The involvement of Wnt signaling in physiological bone turnover may be the herald of calcification, as the process of calcifying smooth muscle cells resembles the process of osteogenesis. Vascular calcification is one of the most common locations of ectopic soft tissue calcification and represents the congregation of hydroxyapatite preferentially in the tunica media9 during diabetes and chronic kidney disease (CKD), and contributes to the development of hypertension and cardiovascular complications.93 The primary pathological process is that of the transition of mesenchymal VSMCs into a single-lineage osteogenic cell type.94 In the presence of calcified arterial plaques, a loss of elasticity increases the constant strain exerted on arteries resulting in VSMC proliferation and differentiation.6 In transformed VSMCs, osteogenic genes have been found, albeit their mRNA expression is significantly lower than in osteoblasts.95 Moreover, high plasma levels of calcium and phosphate initiate the process of calcium deposition in arteries by changing the phenotype of VSMCs and increasing the expression of osteogenic proteins.96, 97 The main regulatory mechanism involved in the process of calcification and plaque formation is the canonical Wnt signaling pathway.98 The target gene of the Wnt cascade is the transcription factor RUNX2 responsible for the phenotypic change of VSMC,7 osteoblast differentiation and initiation of calcification.24

The arterial Wnt signaling pathway is induced by hypercalcemia and hyperphosphatemia, RUNX2, BMP-2 and -4, and stress or injury, which results in the upregulation of Wnt-related genes.99 The Wnt signaling pathway induces vascular calcification by promoting the expression of genes responsible for VSMC differentiation like RUNX2 (osteogenic differentiation),100 VCAN (cell proliferation and migration due to vessel injury),101 OPG to inhibit osteoclast formation,102 and RANKL (responsible for the recruitment of osteoblast-like precursors).100

Wnt3a has been shown to activate β-catenin and RUNX2 expression, thereby increasing arterial calcium deposition and osteocalcin expression resulting in the promotion of VSMC calcification103 as well as migration by increased adherence to type 1 collagen fibrils.104 Moreover, Wnt7b plays a role in the development of neo-vasculature via the Wnt signaling pathway,105 while Wnt16 has been implicated in changing the phenotype of VSMCs from contractile to osteogenic lineage.106

Sclerostin: mechanism of action

Sclerostin, the product of the SOST gene107 and secreted by osteocytes,10 acts mainly in an autocrine and paracrine manner. The physiological role of sclerostin is the inhibition of bone formation and calcification,11 and it has been suggested that the serum concentration of sclerostin reflects the pool of mature osteocytes.107 Its expression was also detected in many other tissues, including the heart, lungs and cancers.108 The mechanisms of sclerostin action are summarized in Table 1.

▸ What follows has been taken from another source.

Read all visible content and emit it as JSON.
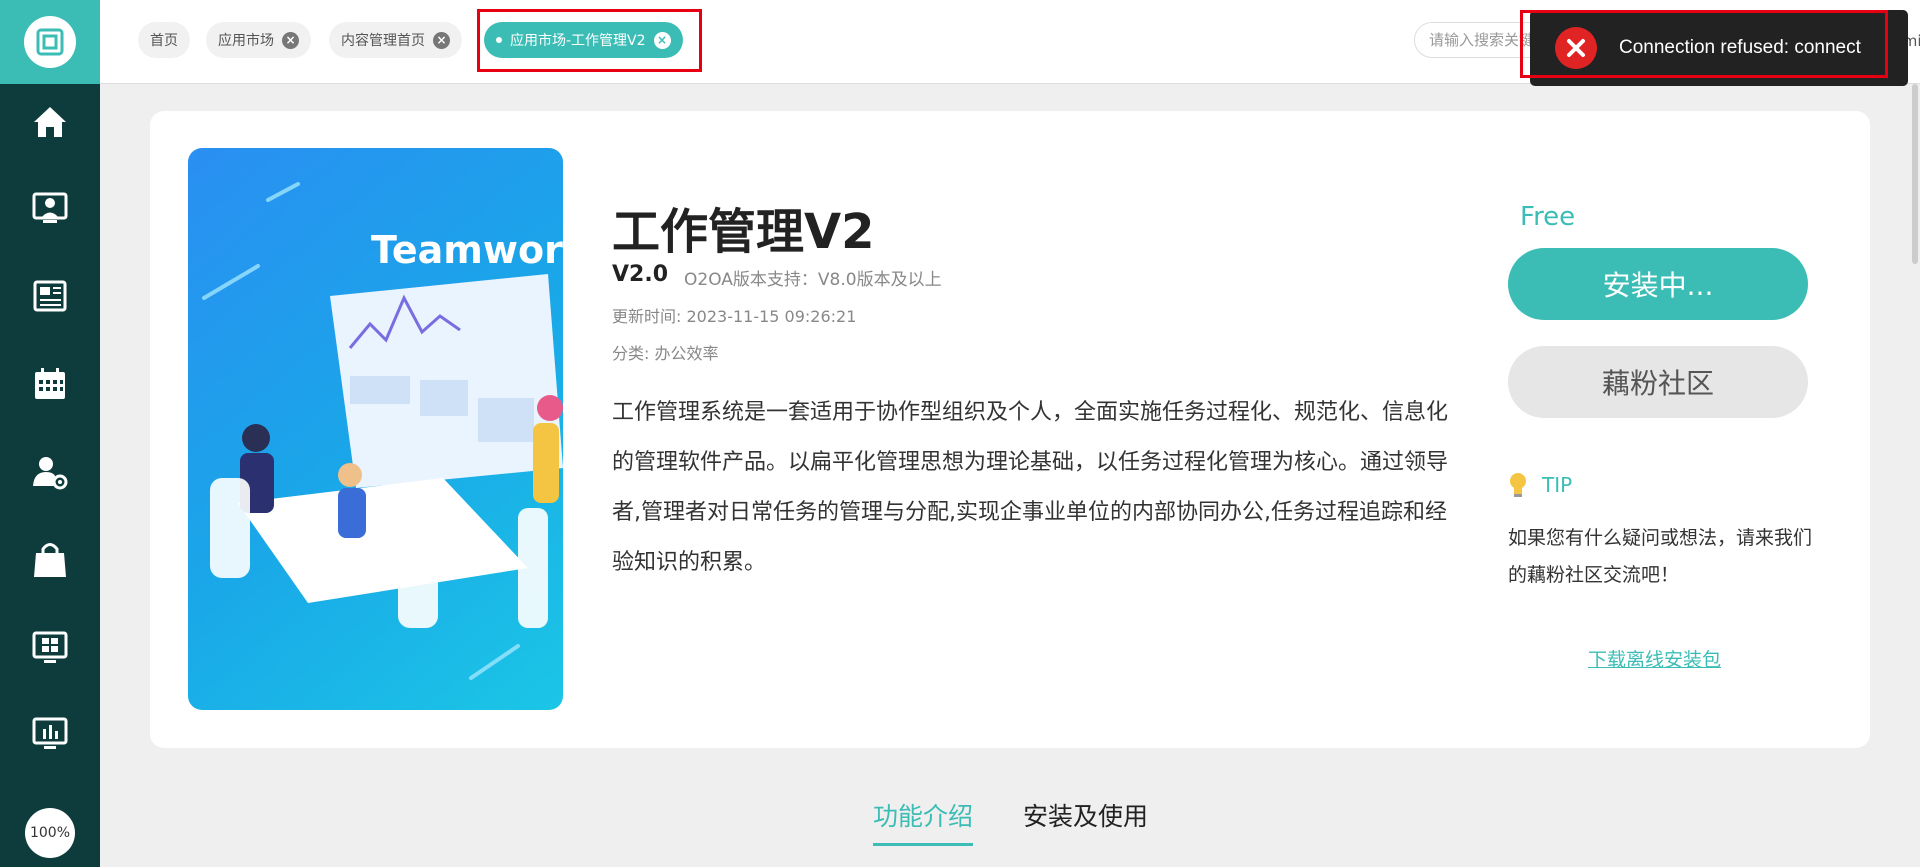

Sclerostin is a soluble inhibitor of the canonical Wnt signaling pathway and therefore regulates the proliferation and differentiation of osteoblasts and bone formation.117 It antagonizes BMP signaling, thus stimulating osteoblast and osteocyte apoptosis.118, 119 The autocrine action of sclerostin also involves stimulating RANKL expression in osteocytes, thus supporting osteoclast activity and bone resorption.120 In addition, the paracrine action of sclerostin on osteoblasts and osteoclasts by the LRP5 receptor inhibits bone formation.121

Sclerostin signaling is modulated by numerous factors, including calcitriol, which facilitates its action by modulating the expression of LRP5/6, the sclerostin receptor. In addition, as shown in mice models, calcitriol enhances the expression of Dkk-1 and secretion of frizzled-related protein 2 (Sfrp2), which are antagonists of the Wnt signaling pathway.122 Other factors modulating the action of sclerostin are PTH,123 tumor necrosis factor alpha (TNF-α)110 and glucocorticoids.111

Thus, the physiological role of sclerostin in the regulation of bone mineralization is the inhibition of the canonical Wnt/β-catenin pathway via LRP5/6 binding109 It also enhances the degradation of β-catenin, resulting in the inhibition of osteoblast differentiation and proliferation.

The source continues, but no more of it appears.